Perception is a dangerous thing my friends. A lot of people perceived Dick Beebe as a mean, nasty, and hateful man. He was at times, difficult to get along with. But it’s like Linda says, ‘With dad, there was a difference between not liking what you did and not liking you for what you did.” I think there’s a lesson there for many of us in supermodified racing. We sometimes get so involved with our opinions of someone or something they did that we fail to learn to understand why they are doing what they are and we start to dislike the person not the deed. In the end it will tear us apart and make us bitter. There’s not one thing wrong with agreeing to disagree or having differing outlooks or ideas, but let’s get all sides of the story first.

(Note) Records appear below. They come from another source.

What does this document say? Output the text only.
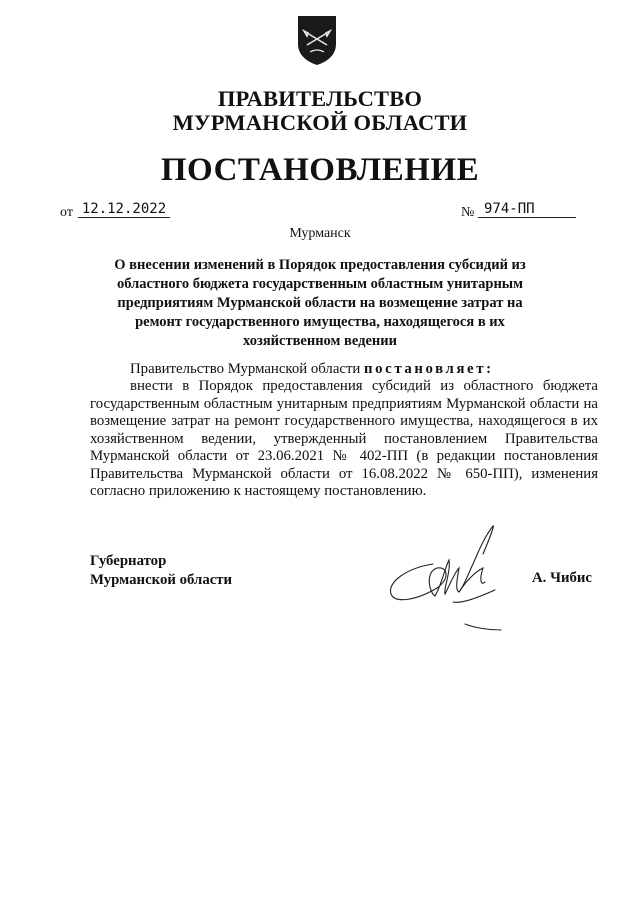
ПРАВИТЕЛЬСТВО
МУРМАНСКОЙ ОБЛАСТИ
ПОСТАНОВЛЕНИЕ
от 12.12.2022	№ 974-ПП
Мурманск
О внесении изменений в Порядок предоставления субсидий из областного бюджета государственным областным унитарным предприятиям Мурманской области на возмещение затрат на ремонт государственного имущества, находящегося в их хозяйственном ведении
Правительство Мурманской области постановляет:
внести в Порядок предоставления субсидий из областного бюджета государственным областным унитарным предприятиям Мурманской области на возмещение затрат на ремонт государственного имущества, находящегося в их хозяйственном ведении, утвержденный постановлением Правительства Мурманской области от 23.06.2021 № 402-ПП (в редакции постановления Правительства Мурманской области от 16.08.2022 № 650-ПП), изменения согласно приложению к настоящему постановлению.
Губернатор
Мурманской области	А. Чибис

I’d like to think that Dick is looking down on me right now as I put the wraps on this thing. I’m sure he’s saying I went on too long about a bunch of nonsense. I know he’s not happy that I missed another deadline. But maybe, just maybe, the man that did so much for auto racing while he lived understands that even with his passing, he’s still coaching a fellow Midwesterner on how to give back to the sport he loves and specifically the DIVISION he longs to see survive. I’m still learning Dick; I’m not going to forget what you taught me. I’m doing my best to live up to your standards and please just this once, Dick, don’t cut my column. God Speed my mentor.